Maria and I went to the Memorial Day Parade in Glens Falls, N.Y., and then to her mother’s house for a birthday celebration for her niece Amanda. Then back to the farm to feed the donkeys. Upstate parades are compelling. Veterans with craggy faces in be-ribboned hats, fireman and big trucks, people smiling and waving flags.

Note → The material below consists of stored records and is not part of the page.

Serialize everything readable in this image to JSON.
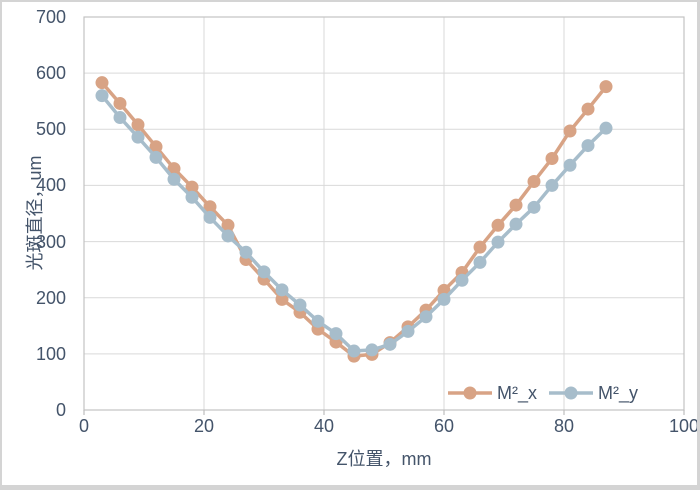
{
  "chart_data": {
    "type": "line",
    "title": "",
    "xlabel": "Z位置，mm",
    "ylabel": "光斑直径，um",
    "xlim": [
      0,
      100
    ],
    "ylim": [
      0,
      700
    ],
    "x_ticks": [
      0,
      20,
      40,
      60,
      80,
      100
    ],
    "y_ticks": [
      0,
      100,
      200,
      300,
      400,
      500,
      600,
      700
    ],
    "grid": true,
    "legend_position": "inside-bottom-right",
    "x": [
      3,
      6,
      9,
      12,
      15,
      18,
      21,
      24,
      27,
      30,
      33,
      36,
      39,
      42,
      45,
      48,
      51,
      54,
      57,
      60,
      63,
      66,
      69,
      72,
      75,
      78,
      81,
      84,
      87
    ],
    "series": [
      {
        "name": "M²_x",
        "color": "#D8A385",
        "values": [
          583,
          546,
          508,
          469,
          430,
          397,
          362,
          329,
          268,
          233,
          197,
          174,
          144,
          121,
          96,
          99,
          120,
          148,
          178,
          213,
          245,
          290,
          329,
          365,
          407,
          448,
          497,
          536,
          576
        ]
      },
      {
        "name": "M²_y",
        "color": "#A7BDCB",
        "values": [
          560,
          521,
          486,
          450,
          411,
          379,
          343,
          310,
          281,
          246,
          214,
          187,
          158,
          136,
          105,
          107,
          117,
          140,
          166,
          197,
          231,
          263,
          299,
          331,
          361,
          400,
          436,
          471,
          502
        ]
      }
    ]
  },
  "styles": {
    "text_color": "#44546A",
    "grid_color": "#D9D9D9",
    "plot_border_color": "#C3C3C3",
    "tick_color": "#BDBDBD",
    "background": "#FFFFFF",
    "frame_color": "#D4D4D4"
  }
}
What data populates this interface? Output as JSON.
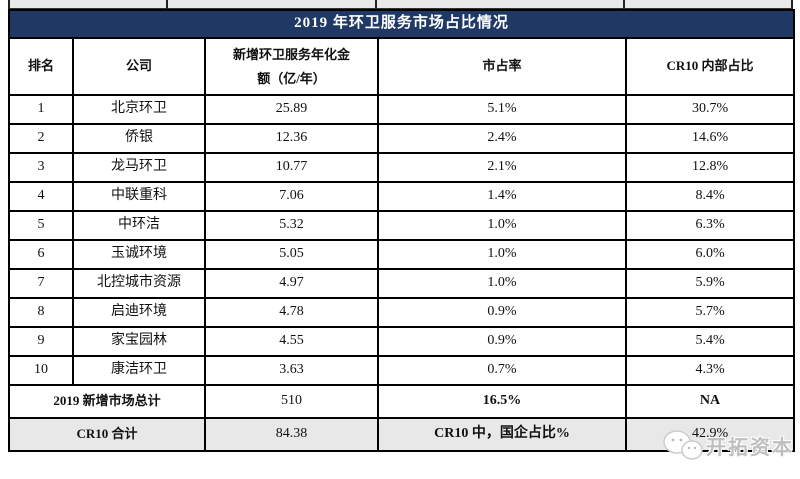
{
  "title": "2019 年环卫服务市场占比情况",
  "columns": [
    {
      "key": "rank",
      "label": "排名"
    },
    {
      "key": "company",
      "label": "公司"
    },
    {
      "key": "amount",
      "label_lines": [
        "新增环卫服务年化金",
        "额（亿/年）"
      ]
    },
    {
      "key": "share",
      "label": "市占率"
    },
    {
      "key": "cr10",
      "label": "CR10 内部占比"
    }
  ],
  "rows": [
    {
      "rank": "1",
      "company": "北京环卫",
      "amount": "25.89",
      "share": "5.1%",
      "cr10": "30.7%",
      "cr10_highlight": true
    },
    {
      "rank": "2",
      "company": "侨银",
      "amount": "12.36",
      "share": "2.4%",
      "cr10": "14.6%",
      "cr10_highlight": false
    },
    {
      "rank": "3",
      "company": "龙马环卫",
      "amount": "10.77",
      "share": "2.1%",
      "cr10": "12.8%",
      "cr10_highlight": false
    },
    {
      "rank": "4",
      "company": "中联重科",
      "amount": "7.06",
      "share": "1.4%",
      "cr10": "8.4%",
      "cr10_highlight": false
    },
    {
      "rank": "5",
      "company": "中环洁",
      "amount": "5.32",
      "share": "1.0%",
      "cr10": "6.3%",
      "cr10_highlight": true
    },
    {
      "rank": "6",
      "company": "玉诚环境",
      "amount": "5.05",
      "share": "1.0%",
      "cr10": "6.0%",
      "cr10_highlight": false
    },
    {
      "rank": "7",
      "company": "北控城市资源",
      "amount": "4.97",
      "share": "1.0%",
      "cr10": "5.9%",
      "cr10_highlight": true
    },
    {
      "rank": "8",
      "company": "启迪环境",
      "amount": "4.78",
      "share": "0.9%",
      "cr10": "5.7%",
      "cr10_highlight": false
    },
    {
      "rank": "9",
      "company": "家宝园林",
      "amount": "4.55",
      "share": "0.9%",
      "cr10": "5.4%",
      "cr10_highlight": false
    },
    {
      "rank": "10",
      "company": "康洁环卫",
      "amount": "3.63",
      "share": "0.7%",
      "cr10": "4.3%",
      "cr10_highlight": false
    }
  ],
  "summary_rows": [
    {
      "label": "2019 新增市场总计",
      "amount": "510",
      "share": "16.5%",
      "cr10": "NA"
    },
    {
      "label": "CR10 合计",
      "amount": "84.38",
      "share": "CR10 中，国企占比%",
      "cr10": "42.9%"
    }
  ],
  "watermark": {
    "text": "开拓资本"
  },
  "colors": {
    "title_bg": "#1F3864",
    "title_text": "#FFFFFF",
    "highlight_yellow": "#FBE7C5",
    "mid_gray": "#C9C9C9",
    "light_gray_row": "#E9E8E8",
    "border": "#000000"
  }
}
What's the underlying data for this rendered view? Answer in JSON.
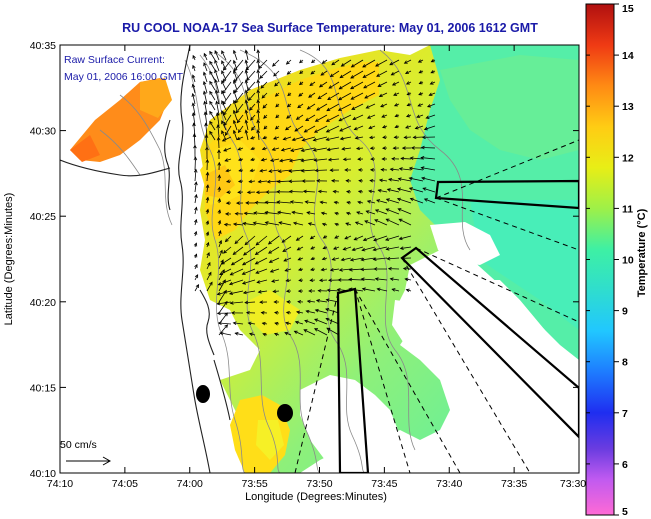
{
  "title": "RU COOL  NOAA-17  Sea Surface Temperature:  May 01, 2006 1612 GMT",
  "overlay": {
    "line1": "Raw Surface Current:",
    "line2": "May 01, 2006 16:00 GMT",
    "scale_label": "50 cm/s"
  },
  "axes": {
    "xlabel": "Longitude (Degrees:Minutes)",
    "ylabel": "Latitude (Degrees:Minutes)",
    "xticks": [
      "74:10",
      "74:05",
      "74:00",
      "73:55",
      "73:50",
      "73:45",
      "73:40",
      "73:35",
      "73:30"
    ],
    "yticks": [
      "40:35",
      "40:30",
      "40:25",
      "40:20",
      "40:15",
      "40:10"
    ]
  },
  "colorbar": {
    "label": "Temperature (°C)",
    "ticks": [
      "15",
      "14",
      "13",
      "12",
      "11",
      "10",
      "9",
      "8",
      "7",
      "6",
      "5"
    ],
    "min": 5,
    "max": 15
  }
}
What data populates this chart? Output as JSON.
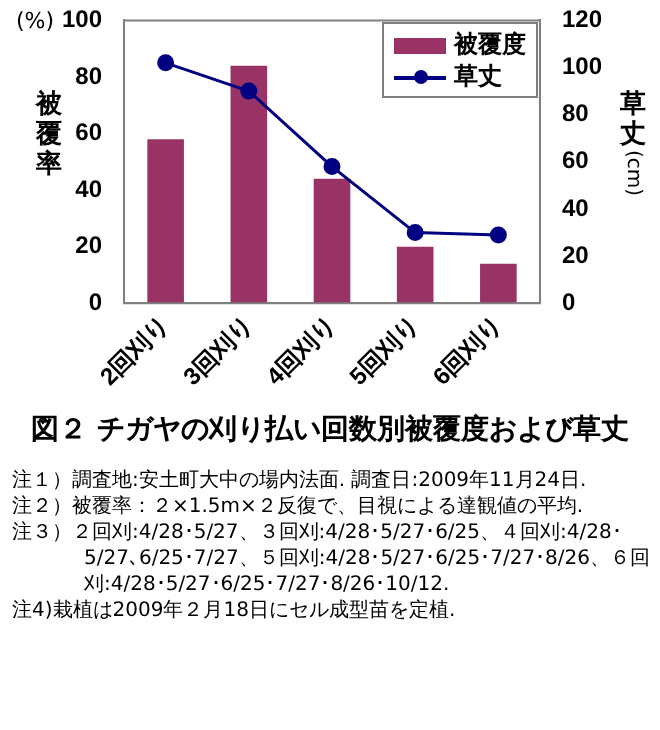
{
  "chart_data": {
    "type": "bar",
    "title": "図２ チガヤの刈り払い回数別被覆度および草丈",
    "categories": [
      "2回刈り",
      "3回刈り",
      "4回刈り",
      "5回刈り",
      "6回刈り"
    ],
    "series": [
      {
        "name": "被覆度",
        "type": "bar",
        "color": "#993366",
        "values": [
          58,
          84,
          44,
          20,
          14
        ]
      },
      {
        "name": "草丈",
        "type": "line",
        "axis": "y2",
        "color": "#000080",
        "values": [
          102,
          90,
          58,
          30,
          29
        ]
      }
    ],
    "ylabel": "被覆率",
    "y2label": "草丈 (cm)",
    "ylim": [
      0,
      100
    ],
    "yticks": [
      0,
      20,
      40,
      60,
      80,
      100
    ],
    "y2lim": [
      0,
      120
    ],
    "y2ticks": [
      0,
      20,
      40,
      60,
      80,
      100,
      120
    ],
    "legend": "top right",
    "marker": "circle",
    "annotations": [
      "(%)",
      "注１）調査地:安土町大中の場内法面. 調査日:2009年11月24日.",
      "注２）被覆率：２×1.5m×２反復で、目視による達観値の平均.",
      "注３）２回刈:4/28･5/27、３回刈:4/28･5/27･6/25、４回刈:4/28･5/27､6/25･7/27、５回刈:4/28･5/27･6/25･7/27･8/26、６回刈:4/28･5/27･6/25･7/27･8/26･10/12.",
      "注4)栽植は2009年２月18日にセル成型苗を定植."
    ]
  }
}
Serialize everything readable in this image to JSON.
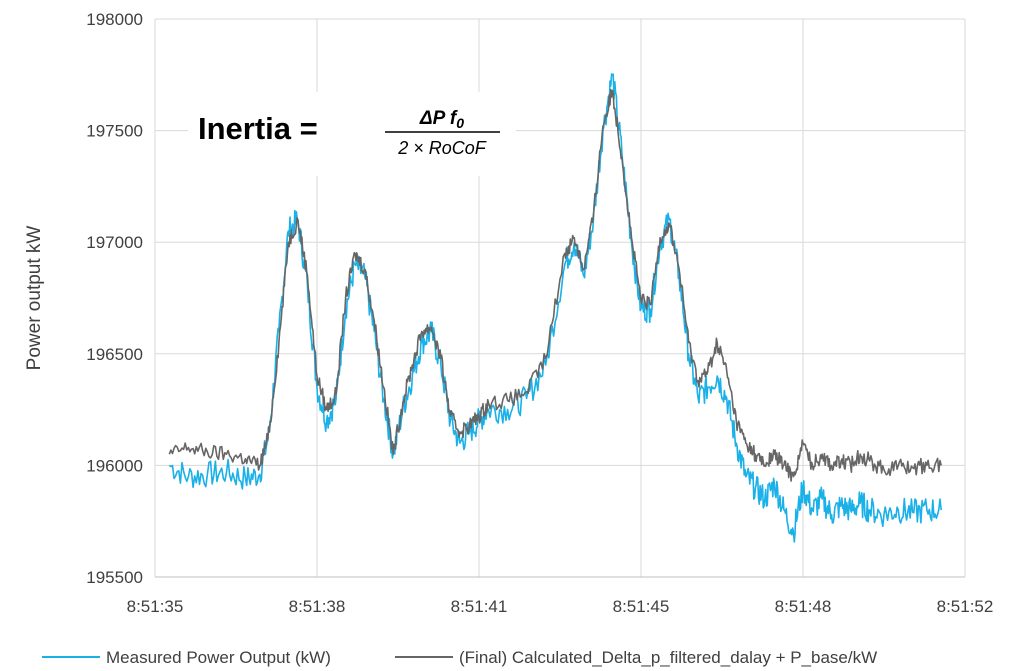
{
  "chart_data": {
    "type": "line",
    "title": "",
    "xlabel": "",
    "ylabel": "Power output kW",
    "ylim": [
      195500,
      198000
    ],
    "yticks": [
      "195500",
      "196000",
      "196500",
      "197000",
      "197500",
      "198000"
    ],
    "xlim_seconds": [
      0,
      17
    ],
    "xticks": [
      "8:51:35",
      "8:51:38",
      "8:51:41",
      "8:51:45",
      "8:51:48",
      "8:51:52"
    ],
    "grid": true,
    "legend_position": "bottom",
    "annotation": {
      "lhs": "Inertia =",
      "numerator": "ΔP f",
      "numerator_sub": "0",
      "denominator": "2 × RoCoF"
    },
    "series": [
      {
        "name": "Measured Power Output (kW)",
        "color": "#1ab0e8",
        "x_seconds": [
          0.3,
          0.7,
          1.1,
          1.5,
          1.9,
          2.2,
          2.4,
          2.6,
          2.8,
          3.0,
          3.2,
          3.4,
          3.6,
          3.8,
          4.0,
          4.2,
          4.4,
          4.6,
          4.8,
          5.0,
          5.2,
          5.4,
          5.6,
          5.8,
          6.0,
          6.2,
          6.4,
          6.6,
          6.8,
          7.0,
          7.4,
          7.8,
          8.2,
          8.6,
          8.8,
          9.0,
          9.2,
          9.4,
          9.6,
          9.8,
          10.0,
          10.2,
          10.4,
          10.6,
          10.8,
          11.0,
          11.2,
          11.4,
          11.6,
          11.8,
          12.0,
          12.2,
          12.4,
          12.6,
          12.8,
          13.0,
          13.2,
          13.4,
          13.6,
          13.8,
          14.0,
          14.2,
          14.4,
          14.6,
          14.8,
          15.0,
          15.3,
          15.6,
          15.9,
          16.2,
          16.5
        ],
        "values": [
          196000,
          195950,
          195960,
          195970,
          195940,
          195960,
          196150,
          196600,
          197050,
          197100,
          196800,
          196350,
          196200,
          196300,
          196700,
          196900,
          196850,
          196600,
          196300,
          196050,
          196250,
          196400,
          196550,
          196600,
          196450,
          196200,
          196100,
          196150,
          196200,
          196250,
          196250,
          196300,
          196450,
          196900,
          197000,
          196850,
          197100,
          197500,
          197750,
          197400,
          197000,
          196700,
          196700,
          197000,
          197100,
          196850,
          196500,
          196300,
          196350,
          196400,
          196300,
          196100,
          195950,
          195900,
          195850,
          195920,
          195800,
          195700,
          195900,
          195800,
          195850,
          195780,
          195820,
          195800,
          195830,
          195800,
          195780,
          195800,
          195790,
          195800,
          195800
        ]
      },
      {
        "name": "(Final) Calculated_Delta_p_filtered_dalay + P_base/kW",
        "color": "#666666",
        "x_seconds": [
          0.3,
          0.7,
          1.1,
          1.5,
          1.9,
          2.2,
          2.4,
          2.6,
          2.8,
          3.0,
          3.2,
          3.4,
          3.6,
          3.8,
          4.0,
          4.2,
          4.4,
          4.6,
          4.8,
          5.0,
          5.2,
          5.4,
          5.6,
          5.8,
          6.0,
          6.2,
          6.4,
          6.6,
          6.8,
          7.0,
          7.4,
          7.8,
          8.2,
          8.6,
          8.8,
          9.0,
          9.2,
          9.4,
          9.6,
          9.8,
          10.0,
          10.2,
          10.4,
          10.6,
          10.8,
          11.0,
          11.2,
          11.4,
          11.6,
          11.8,
          12.0,
          12.2,
          12.4,
          12.6,
          12.8,
          13.0,
          13.2,
          13.4,
          13.6,
          13.8,
          14.0,
          14.2,
          14.4,
          14.6,
          14.8,
          15.0,
          15.3,
          15.6,
          15.9,
          16.2,
          16.5
        ],
        "values": [
          196050,
          196080,
          196060,
          196050,
          196030,
          196000,
          196150,
          196550,
          197000,
          197100,
          196850,
          196400,
          196250,
          196320,
          196750,
          196950,
          196880,
          196650,
          196350,
          196050,
          196280,
          196450,
          196600,
          196620,
          196480,
          196220,
          196150,
          196180,
          196220,
          196280,
          196290,
          196330,
          196480,
          196950,
          197020,
          196880,
          197120,
          197520,
          197680,
          197380,
          197020,
          196740,
          196720,
          197020,
          197080,
          196880,
          196550,
          196380,
          196420,
          196550,
          196420,
          196200,
          196100,
          196050,
          196000,
          196050,
          196000,
          195950,
          196100,
          196000,
          196050,
          196000,
          196020,
          196000,
          196050,
          196020,
          195980,
          196000,
          195990,
          196000,
          196000
        ]
      }
    ]
  }
}
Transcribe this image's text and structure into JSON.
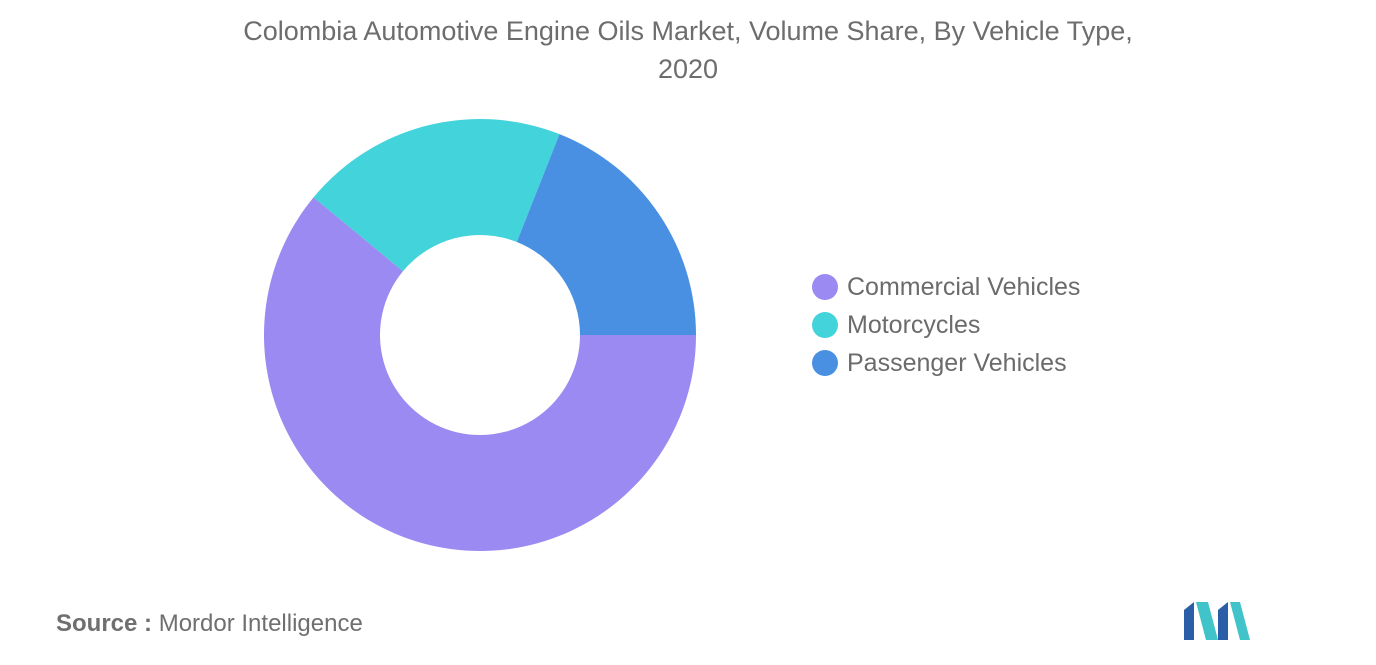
{
  "chart_data": {
    "type": "pie",
    "donut": true,
    "title_lines": [
      "Colombia Automotive Engine Oils Market, Volume Share, By Vehicle Type,",
      "2020"
    ],
    "categories": [
      "Commercial Vehicles",
      "Motorcycles",
      "Passenger Vehicles"
    ],
    "values": [
      61,
      20,
      19
    ],
    "colors": [
      "#9a8af2",
      "#42d3db",
      "#4a90e2"
    ],
    "legend_position": "right",
    "start_angle_note": "clockwise from 3 o'clock"
  },
  "source": {
    "prefix": "Source :",
    "name": "Mordor Intelligence"
  },
  "logo": {
    "icon": "mordor-intelligence-logo-icon",
    "colors": [
      "#2a5fa8",
      "#40c4c9"
    ]
  }
}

People holding yellow ribbons for the dead in Iraq and Afghanistan, many from upstate.
Month: May 2010
Rose puts on a show
A bunch of friends came by yesterday to see Bartleby and Rose put on her own show for them, moving the sheep out to the training pen and then marching them back to the Pole Barn (Bartleby bringing up the rear.)
She is getting the new block into shape, although it took a half hour to get all of them into the pen – there was a rebellious flock of a half-dozen new sheep. Rose was her usual determined, focused and effective self.
Bartleby chomping away
Bartleby is bigger, healthy and nibbling away on grass. A number of the other ewes keep an eye out for him, and he maneuvers easily around the flock, up the hill, even around the donkeys. A number of friends come by to see him and his mom is gracious but watchful about all the human attention. Rose avoids both of them.
Sheep in the Pole Barn, before dawn
The new Dorset ewes are strange, curious, very alert. They keep to themselves, gather in the barn in the morning.
Rebuilding your mind
I’m coming to understand that to deal well with fear, you have to rebuild your mind a bit. Work at changing what you think, how you think. Hard work. Every day. Small steps. There is no magic want, no moment of epiphany, just the slogging of determination, self-examination and a willingness to change.
Fear is not rational and you cannot argue with it.But this is the toughest part of the process, I think: becoming aware of what you think and how you think. Changing the story. The brain manages fear and scans for danger because it is trying to keep us safe. Have to put the brain to better use. I am aware of all the fearful scanning my mind has done over the years and my work now is changing that, being conscious of what I think. Like anything else, it takes a will and a lot of hard work. Fear worked for me for a long time. It doesn’t work for me anymore.